Former South Korean President Kim Young-Sam, whose election pulled down the final curtain on more than 30 years of military rule, has aged 87.
The pro-democracy activist who served as president from 1993-1998, was suffering from a serious blood infection and died shortly after midnight on Sunday, several days after being hospitalised with a high-fever, Seoul National University Hospital President Oh Byung-Hee told reporters.
Kim's term was bookended by two major events, the first nuclear crisis with North Korea in 1994 and the Asian financial crisis of 1997-98, when he accepted a $US58 billion ($A80.10 billion) bailout from the International Monetary Fund.
He also had the two generals who served as presidents before him indicted and convicted on treason charges, although he pardoned both men at the end of his presidency.
A leading figure in the pro-democracy movement, Kim was twice placed under house arrest for a total of two years in the early 1980s.
He stood in South Korea's first free direct presidential election in 1987, but split the opposition vote with fellow activist Kim Dae-Jung, allowing the former general Roh Tae-Woo to take office.
He defeated Kim Dae-Jung in the 1992 election and was inaugurated the following year - becoming only the third civilian to hold the office and first since 1962.
In office, Kim launched a popular anti-corruption campaign and had his two predecessors, Chun Doo-Hwan and Roh, arrested on bribery charges that later morphed into trial for mutiny and treason.
Both men received lengthy prison sentences but served only two years before being released under a presidential pardon.
Kim's anti-graft drive was later tarnished after his son was arrested on charges of bribery and tax evasion.
The start of Kim's presidency was marked by the first crisis over North Korea's nuclear program, triggered by Pyongyang's announcement in 1993 that it would withdraw from the non-proliferation treaty (NPT).

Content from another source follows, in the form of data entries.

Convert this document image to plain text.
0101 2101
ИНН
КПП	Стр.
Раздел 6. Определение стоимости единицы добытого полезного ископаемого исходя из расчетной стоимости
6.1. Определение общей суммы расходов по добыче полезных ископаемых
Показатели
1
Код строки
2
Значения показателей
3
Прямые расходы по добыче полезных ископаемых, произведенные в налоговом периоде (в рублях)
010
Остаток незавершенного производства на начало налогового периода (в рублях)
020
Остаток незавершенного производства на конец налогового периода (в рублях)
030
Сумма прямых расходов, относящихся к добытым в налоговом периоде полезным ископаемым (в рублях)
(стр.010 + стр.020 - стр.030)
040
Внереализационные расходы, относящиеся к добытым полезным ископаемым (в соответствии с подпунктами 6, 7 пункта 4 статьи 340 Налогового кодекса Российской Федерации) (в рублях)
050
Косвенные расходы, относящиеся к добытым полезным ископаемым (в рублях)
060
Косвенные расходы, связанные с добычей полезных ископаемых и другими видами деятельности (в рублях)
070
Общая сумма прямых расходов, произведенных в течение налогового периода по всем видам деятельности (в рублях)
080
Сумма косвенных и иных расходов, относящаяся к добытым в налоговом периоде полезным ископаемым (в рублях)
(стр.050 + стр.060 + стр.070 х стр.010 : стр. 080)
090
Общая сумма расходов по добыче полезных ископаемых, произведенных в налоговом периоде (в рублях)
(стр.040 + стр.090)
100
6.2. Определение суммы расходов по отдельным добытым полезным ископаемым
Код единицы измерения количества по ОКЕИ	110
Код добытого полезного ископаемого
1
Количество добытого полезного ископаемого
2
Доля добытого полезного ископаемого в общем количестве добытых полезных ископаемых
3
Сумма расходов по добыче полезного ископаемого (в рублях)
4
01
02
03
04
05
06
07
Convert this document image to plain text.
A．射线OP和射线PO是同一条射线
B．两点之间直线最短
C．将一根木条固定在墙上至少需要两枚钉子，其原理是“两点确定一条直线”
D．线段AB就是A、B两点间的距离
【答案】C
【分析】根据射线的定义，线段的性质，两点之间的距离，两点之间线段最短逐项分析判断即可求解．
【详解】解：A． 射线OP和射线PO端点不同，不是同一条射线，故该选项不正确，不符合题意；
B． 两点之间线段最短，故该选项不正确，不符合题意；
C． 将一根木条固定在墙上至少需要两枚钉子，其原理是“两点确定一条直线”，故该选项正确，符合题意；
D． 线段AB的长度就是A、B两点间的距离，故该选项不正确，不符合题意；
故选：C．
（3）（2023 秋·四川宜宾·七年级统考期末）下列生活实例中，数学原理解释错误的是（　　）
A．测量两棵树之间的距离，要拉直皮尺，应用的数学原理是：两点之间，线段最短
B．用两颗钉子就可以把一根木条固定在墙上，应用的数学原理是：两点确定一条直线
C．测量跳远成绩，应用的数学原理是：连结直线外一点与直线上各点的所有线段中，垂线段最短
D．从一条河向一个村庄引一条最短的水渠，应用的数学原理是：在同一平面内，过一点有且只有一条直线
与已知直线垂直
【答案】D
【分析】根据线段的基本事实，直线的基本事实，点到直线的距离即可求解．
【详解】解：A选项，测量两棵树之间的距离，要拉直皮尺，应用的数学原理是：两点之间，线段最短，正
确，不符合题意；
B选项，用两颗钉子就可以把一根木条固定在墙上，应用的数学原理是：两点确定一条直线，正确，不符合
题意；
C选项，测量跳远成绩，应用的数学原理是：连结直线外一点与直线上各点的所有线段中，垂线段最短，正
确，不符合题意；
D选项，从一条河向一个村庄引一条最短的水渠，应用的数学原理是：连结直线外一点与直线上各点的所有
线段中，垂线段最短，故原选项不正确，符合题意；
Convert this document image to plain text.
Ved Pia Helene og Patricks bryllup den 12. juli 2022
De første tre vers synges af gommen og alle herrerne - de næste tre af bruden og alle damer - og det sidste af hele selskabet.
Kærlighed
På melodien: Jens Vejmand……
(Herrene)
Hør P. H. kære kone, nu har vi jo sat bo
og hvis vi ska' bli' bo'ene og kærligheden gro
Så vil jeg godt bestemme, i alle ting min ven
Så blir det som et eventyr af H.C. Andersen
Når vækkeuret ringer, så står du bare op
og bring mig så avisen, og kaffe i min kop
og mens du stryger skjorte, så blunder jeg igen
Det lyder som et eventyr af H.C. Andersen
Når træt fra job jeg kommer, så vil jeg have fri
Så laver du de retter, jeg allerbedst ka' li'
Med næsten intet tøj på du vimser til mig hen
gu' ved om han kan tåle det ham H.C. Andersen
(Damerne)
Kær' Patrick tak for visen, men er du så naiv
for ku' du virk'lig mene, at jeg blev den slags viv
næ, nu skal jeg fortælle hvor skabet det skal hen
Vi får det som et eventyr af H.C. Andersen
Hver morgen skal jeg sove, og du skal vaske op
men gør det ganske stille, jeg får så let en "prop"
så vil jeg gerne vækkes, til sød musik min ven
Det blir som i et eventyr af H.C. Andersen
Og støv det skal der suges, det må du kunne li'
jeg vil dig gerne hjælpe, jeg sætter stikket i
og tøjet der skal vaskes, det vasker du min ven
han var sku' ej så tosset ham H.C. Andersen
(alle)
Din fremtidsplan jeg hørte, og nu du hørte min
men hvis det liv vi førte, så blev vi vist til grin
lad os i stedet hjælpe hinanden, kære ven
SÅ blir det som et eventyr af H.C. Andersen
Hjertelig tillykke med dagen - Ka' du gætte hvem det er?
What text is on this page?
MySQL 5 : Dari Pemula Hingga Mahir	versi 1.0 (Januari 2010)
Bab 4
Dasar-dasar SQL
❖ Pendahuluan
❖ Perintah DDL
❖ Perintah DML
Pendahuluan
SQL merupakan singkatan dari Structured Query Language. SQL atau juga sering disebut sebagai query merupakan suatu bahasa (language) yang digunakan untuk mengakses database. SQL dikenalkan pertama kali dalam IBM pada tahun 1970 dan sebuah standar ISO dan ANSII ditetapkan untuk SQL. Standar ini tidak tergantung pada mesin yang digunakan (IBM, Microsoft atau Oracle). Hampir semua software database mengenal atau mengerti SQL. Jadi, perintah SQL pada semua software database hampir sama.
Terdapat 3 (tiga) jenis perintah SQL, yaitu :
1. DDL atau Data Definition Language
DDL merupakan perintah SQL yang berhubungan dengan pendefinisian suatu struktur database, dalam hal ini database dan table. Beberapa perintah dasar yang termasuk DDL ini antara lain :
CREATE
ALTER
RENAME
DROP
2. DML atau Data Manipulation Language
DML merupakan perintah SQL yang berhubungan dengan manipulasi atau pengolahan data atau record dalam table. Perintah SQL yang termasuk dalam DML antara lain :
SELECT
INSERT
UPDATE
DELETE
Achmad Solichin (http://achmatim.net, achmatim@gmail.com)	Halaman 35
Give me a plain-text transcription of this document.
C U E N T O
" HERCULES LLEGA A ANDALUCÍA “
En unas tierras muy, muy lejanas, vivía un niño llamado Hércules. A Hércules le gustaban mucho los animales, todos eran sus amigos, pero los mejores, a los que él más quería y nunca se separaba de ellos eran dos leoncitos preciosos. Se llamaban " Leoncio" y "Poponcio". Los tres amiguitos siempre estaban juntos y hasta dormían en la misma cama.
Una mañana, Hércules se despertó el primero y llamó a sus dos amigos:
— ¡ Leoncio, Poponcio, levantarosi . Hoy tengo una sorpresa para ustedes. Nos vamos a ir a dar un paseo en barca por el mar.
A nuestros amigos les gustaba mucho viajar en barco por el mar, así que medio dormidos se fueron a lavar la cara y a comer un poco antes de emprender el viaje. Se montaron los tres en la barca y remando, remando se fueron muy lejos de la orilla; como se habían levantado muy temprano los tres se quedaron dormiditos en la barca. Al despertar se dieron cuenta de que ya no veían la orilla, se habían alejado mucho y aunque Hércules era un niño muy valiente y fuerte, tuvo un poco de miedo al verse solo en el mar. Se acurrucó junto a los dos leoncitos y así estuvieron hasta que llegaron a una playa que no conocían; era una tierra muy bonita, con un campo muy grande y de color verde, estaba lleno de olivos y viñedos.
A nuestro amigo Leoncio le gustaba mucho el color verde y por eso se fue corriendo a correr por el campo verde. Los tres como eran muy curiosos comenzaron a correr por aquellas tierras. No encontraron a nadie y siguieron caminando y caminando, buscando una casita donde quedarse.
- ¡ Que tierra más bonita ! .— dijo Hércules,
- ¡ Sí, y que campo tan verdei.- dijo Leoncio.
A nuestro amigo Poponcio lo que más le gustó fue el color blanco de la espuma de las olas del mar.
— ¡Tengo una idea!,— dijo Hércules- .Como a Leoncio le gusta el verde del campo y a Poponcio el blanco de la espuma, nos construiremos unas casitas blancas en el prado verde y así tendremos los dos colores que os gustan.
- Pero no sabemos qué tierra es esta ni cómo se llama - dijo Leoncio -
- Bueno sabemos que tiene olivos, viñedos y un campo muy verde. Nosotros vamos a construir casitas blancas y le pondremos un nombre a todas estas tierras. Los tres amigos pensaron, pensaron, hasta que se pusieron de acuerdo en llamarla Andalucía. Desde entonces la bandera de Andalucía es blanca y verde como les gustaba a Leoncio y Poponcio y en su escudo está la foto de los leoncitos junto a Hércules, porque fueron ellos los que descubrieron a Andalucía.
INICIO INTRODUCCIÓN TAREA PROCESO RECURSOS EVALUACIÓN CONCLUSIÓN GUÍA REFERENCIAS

The crisis ended with a deal brokered by former US president Jimmy Carter in June 1994, which led to the "Agreed Framework" under which the North agreed to freeze and eliminate its nuclear facilities in exchange for two US light-water reactors.
That deal was to collapse in 2002.
The end of Kim's presidency was clouded by the Asian financial crisis - still known in South Korea as the IMF crisis, because of the massive bail-out negotiated with the world lender.
The terms of the deal were widely seen by South Koreans as a national humiliation and an infringement of the country's economic sovereignty.
In his farewell address to the nation as president, Kim apologised for a five-year term that had failed to fulfil its initial promise.
"I cannot but frankly admit that my efforts fell short of your expectations," he said.
"My heart aches because of the heavy responsibility that weighs on my mind whenever I think of your suffering because of the current foreign exchange and financial crisis," he added.